In reality I didn't like any of the characters. I often find men writing a female first person narrator unconvincing and this is no exception. Dakota reads like a man at times, she irritates me by saying every man she meets is hot but giving no real reasoning behind that opinion. Maybe a cursory description but no gut emotion behind it. Then it turns out she's got an ex-girlfriend. Hrm, I'm not convinced at all.

Then there's the attempt to fit in some S&M so it kind of feels like it's being written to a familiar template. Sorry, this one wasn't for me.

The Hunger Games Trilogy

The Hunger Games gets mentioned so much on other blogs, I felt I had to see what all the fuss was about. The first book literally had me running out the door to get the rest of the trilogy (for some reason they're not available on the Kindle).

The first book, The Hunger Games, had me gripped. It might be marketed as young adult, but its content is certainly not just for teens. The world is violent and uncertain, where teenagers from each district must kill each other or be killed on live television. If you don't want to get invested in the whole trilogy, I think this works as a standalone novel and is definitely the high point.

Catching Fire seems to take a long time to get going. There's plenty of time to plant the seeds of rebellion in the readers' minds but then it all seems a bit rushed near the end when the real action takes place.

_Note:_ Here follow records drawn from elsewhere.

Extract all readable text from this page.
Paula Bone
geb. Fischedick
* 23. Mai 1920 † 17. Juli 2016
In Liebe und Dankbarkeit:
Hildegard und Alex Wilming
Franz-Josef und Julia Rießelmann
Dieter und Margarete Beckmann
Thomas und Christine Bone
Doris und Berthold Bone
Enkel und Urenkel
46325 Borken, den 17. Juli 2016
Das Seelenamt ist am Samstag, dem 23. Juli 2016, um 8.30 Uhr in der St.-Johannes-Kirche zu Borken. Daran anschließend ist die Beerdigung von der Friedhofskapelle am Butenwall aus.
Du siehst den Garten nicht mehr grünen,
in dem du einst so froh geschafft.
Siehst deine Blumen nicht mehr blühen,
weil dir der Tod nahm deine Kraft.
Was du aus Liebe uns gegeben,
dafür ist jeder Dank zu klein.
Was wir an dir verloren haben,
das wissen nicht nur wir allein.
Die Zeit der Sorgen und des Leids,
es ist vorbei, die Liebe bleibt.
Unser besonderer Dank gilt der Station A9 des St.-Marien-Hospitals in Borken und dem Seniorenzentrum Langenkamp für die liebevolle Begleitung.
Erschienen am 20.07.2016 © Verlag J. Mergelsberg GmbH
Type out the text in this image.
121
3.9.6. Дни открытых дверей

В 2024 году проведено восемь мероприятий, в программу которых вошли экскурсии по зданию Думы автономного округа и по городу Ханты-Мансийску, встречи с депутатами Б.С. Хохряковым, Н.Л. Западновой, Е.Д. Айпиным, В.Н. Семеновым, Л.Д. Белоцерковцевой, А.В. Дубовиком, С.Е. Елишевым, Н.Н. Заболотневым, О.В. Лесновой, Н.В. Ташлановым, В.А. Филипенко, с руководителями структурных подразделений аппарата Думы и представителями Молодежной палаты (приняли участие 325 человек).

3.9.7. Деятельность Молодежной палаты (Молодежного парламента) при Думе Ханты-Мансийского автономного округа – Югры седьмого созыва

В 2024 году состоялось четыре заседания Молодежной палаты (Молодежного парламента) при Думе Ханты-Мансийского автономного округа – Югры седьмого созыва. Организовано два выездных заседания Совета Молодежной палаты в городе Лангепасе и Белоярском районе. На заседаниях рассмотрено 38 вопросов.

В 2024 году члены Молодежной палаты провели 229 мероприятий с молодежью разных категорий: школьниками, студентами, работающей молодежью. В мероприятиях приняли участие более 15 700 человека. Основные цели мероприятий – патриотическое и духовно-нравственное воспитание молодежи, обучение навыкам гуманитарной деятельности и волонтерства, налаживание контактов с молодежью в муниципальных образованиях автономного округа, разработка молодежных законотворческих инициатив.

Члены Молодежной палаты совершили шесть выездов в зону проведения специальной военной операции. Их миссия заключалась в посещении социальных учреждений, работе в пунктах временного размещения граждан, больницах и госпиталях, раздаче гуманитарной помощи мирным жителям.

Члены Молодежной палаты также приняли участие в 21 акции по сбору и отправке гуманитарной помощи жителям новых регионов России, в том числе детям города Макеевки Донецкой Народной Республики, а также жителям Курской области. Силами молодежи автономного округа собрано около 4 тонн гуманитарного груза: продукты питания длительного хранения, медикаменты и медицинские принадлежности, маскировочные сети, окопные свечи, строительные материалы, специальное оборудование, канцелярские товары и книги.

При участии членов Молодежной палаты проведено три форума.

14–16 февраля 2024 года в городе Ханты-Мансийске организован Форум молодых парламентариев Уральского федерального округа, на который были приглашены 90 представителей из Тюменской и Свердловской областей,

However, the end is a cliff-hanger so make sure you have the final book ready to read back-to-back!

It would have been easy to make Mockingjay a repeat of either of the first two books but it does change direction. It feels much more like a war story however the plot seems to go on and on, like she can't quite work out what she wanted to include so she put everything in. I enjoyed the world and was attached to the characters enough to keep going but I felt it could have done with a good prune at the editing stage.

Still, I shed a few tears at the end and I did read all three books within 24 hours so those have to be signs of an enjoyable trilogy overall!

My edition of The Hunger Games had an author interview at the back. When asked what gave her the idea for the trilogy I was expecting a mention of The Running Man or other such sci-fi classics. Suzanne Collins does make it sound like it was an entirely original idea and that irks me. She's old enough to know about other works that are similar, it's great to be inspired but really you should mention your influences.

Many of you have been discussing the forthcoming film adaptation. Whilst I think the content does lend itself to the big screen, I feel like the studios are going to want to aim it at a younger audience and some of the horror is likely to be glossed over or completely removed. There are a lot of scenes that would give it an 18 rating if they stayed put. Also there's a lot going on inside Katniss's head that would be difficult to get across in a film, unless there's going to be a lot of use of a voice-over.